On Thu, 7 Jan 2016, John C Klensin wrote:
Ray,
However, with regard to setting the policies and priorities
(other than at least breaking even) that determine meeting
locations, my understanding of how the IETF works is that the
IAOC is supposed to be interpreting community views (or
proposing policies to the community and getting approval) and
instructing the Meetings Committee accordingly.
Yes.
Independent of the specific concerns, complaints, and general
whining about particular venues or choices, the thing I, and
apparently others, have heard most consistently in recent years
involves people in the community saying "we should reprioritize
so-and-so" and the IAOC or meetings committee responding "can't
do that because we are working three years out".
No, I hope not. What you have heard (or should have heard) is that
there are incompatible requirements, kind of like the "cheap, fast,
reliable, pick two!" joke. So every choice has a set of consequences
and there is no such thing as a perfect choice.

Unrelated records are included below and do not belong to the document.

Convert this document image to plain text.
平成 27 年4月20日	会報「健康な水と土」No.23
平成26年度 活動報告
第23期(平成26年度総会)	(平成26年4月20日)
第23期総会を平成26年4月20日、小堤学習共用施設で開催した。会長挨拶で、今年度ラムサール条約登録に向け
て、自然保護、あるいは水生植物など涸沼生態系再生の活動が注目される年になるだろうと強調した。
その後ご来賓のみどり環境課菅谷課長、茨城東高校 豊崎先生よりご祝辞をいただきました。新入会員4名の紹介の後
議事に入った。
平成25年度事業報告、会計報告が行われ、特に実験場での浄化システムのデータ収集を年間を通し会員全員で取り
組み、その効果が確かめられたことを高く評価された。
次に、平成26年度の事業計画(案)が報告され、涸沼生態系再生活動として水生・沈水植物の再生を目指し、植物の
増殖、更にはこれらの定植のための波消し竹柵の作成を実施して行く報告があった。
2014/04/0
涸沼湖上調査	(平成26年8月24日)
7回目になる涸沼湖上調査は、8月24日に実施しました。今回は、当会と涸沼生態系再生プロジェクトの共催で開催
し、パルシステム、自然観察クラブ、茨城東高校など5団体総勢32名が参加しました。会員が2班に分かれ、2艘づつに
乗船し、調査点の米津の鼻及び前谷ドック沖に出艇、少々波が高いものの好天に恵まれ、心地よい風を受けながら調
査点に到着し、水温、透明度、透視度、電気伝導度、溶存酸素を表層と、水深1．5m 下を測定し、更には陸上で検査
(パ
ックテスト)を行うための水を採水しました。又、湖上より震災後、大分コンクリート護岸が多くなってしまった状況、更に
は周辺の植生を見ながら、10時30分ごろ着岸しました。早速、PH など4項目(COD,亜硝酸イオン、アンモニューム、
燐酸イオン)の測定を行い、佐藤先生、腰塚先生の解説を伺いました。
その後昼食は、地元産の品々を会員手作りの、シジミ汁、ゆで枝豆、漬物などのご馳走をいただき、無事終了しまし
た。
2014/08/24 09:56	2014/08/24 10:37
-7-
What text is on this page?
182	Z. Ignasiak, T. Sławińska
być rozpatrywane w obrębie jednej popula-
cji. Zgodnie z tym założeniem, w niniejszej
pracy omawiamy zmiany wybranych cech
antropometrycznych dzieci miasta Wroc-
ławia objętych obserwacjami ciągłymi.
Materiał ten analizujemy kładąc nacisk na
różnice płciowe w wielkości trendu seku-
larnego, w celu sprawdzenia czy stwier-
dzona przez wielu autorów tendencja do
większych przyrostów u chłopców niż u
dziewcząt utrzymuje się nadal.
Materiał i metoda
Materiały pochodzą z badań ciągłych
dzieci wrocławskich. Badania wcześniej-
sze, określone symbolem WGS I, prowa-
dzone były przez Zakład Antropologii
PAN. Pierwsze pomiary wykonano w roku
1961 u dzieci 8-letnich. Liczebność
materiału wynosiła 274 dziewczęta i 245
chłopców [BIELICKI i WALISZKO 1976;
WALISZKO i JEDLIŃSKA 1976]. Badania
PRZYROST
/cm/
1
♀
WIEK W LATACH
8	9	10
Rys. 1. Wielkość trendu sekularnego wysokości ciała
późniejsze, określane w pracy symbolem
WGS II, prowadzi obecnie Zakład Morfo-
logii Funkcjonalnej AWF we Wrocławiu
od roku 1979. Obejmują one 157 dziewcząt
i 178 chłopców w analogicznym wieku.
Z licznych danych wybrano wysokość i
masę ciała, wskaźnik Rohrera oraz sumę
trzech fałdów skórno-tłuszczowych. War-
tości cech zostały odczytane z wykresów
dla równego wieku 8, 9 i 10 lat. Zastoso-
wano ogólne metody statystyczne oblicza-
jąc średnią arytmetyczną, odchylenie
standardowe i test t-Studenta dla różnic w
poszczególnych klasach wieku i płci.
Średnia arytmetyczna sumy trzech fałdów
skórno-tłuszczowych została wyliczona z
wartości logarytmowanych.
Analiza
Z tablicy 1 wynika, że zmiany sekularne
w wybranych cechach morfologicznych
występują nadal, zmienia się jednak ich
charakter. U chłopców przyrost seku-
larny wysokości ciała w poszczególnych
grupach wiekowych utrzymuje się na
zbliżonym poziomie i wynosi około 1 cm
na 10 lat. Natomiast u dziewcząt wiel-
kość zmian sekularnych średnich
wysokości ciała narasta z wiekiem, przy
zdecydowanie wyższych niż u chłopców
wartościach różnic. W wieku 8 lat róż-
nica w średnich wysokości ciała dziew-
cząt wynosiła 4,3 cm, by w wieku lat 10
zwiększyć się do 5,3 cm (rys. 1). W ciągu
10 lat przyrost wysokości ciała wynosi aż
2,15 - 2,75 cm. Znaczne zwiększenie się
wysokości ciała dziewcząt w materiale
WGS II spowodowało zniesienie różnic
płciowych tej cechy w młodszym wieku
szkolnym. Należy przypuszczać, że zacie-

Some people have expressed the suspicion that a response of that
type is equivalent to "the tradeoffs are complicated, the community
can't possibly understand them, we understand these things better
than the community does anyway, so we aren't really interested in
input or community oversight".
I hope that isn't the case. I have certainly seen the venue selection
priorities evolve to become much broader and the IAOC reacting to
them, whereby "meeting facility works" is no longer the dominant
factor and "alternative accomodation, travel, shops, etc" is taken
more into account than, oh, say for Maastricht and Dublin, to name a
couple of less than stellar choices.
Even without believing that, if working three years ahead
effectively suppresses priority determination by the community by
making any such efforts ineffective within any reasonable time, then
5 1/2 is much worse.
What specific priority, related to this announcement, is it that you
think could, should or would change? That we start meeting at
university campuses again, radically reduce the number of paralell
sessions, have more or fewer meetings per year, radically change
remote participation options? Those are all things that COULD happen
and SHOULD happen if the community agrees, but given how slow anything
moves in the IETF, would it not make sense to at least assume things
will continue more or less as currently when making deals for
resources that are decidedly limited and time sensitive?
I do agree that a deeper analysis of the priorities should be
undertaken and discussed with the community of course.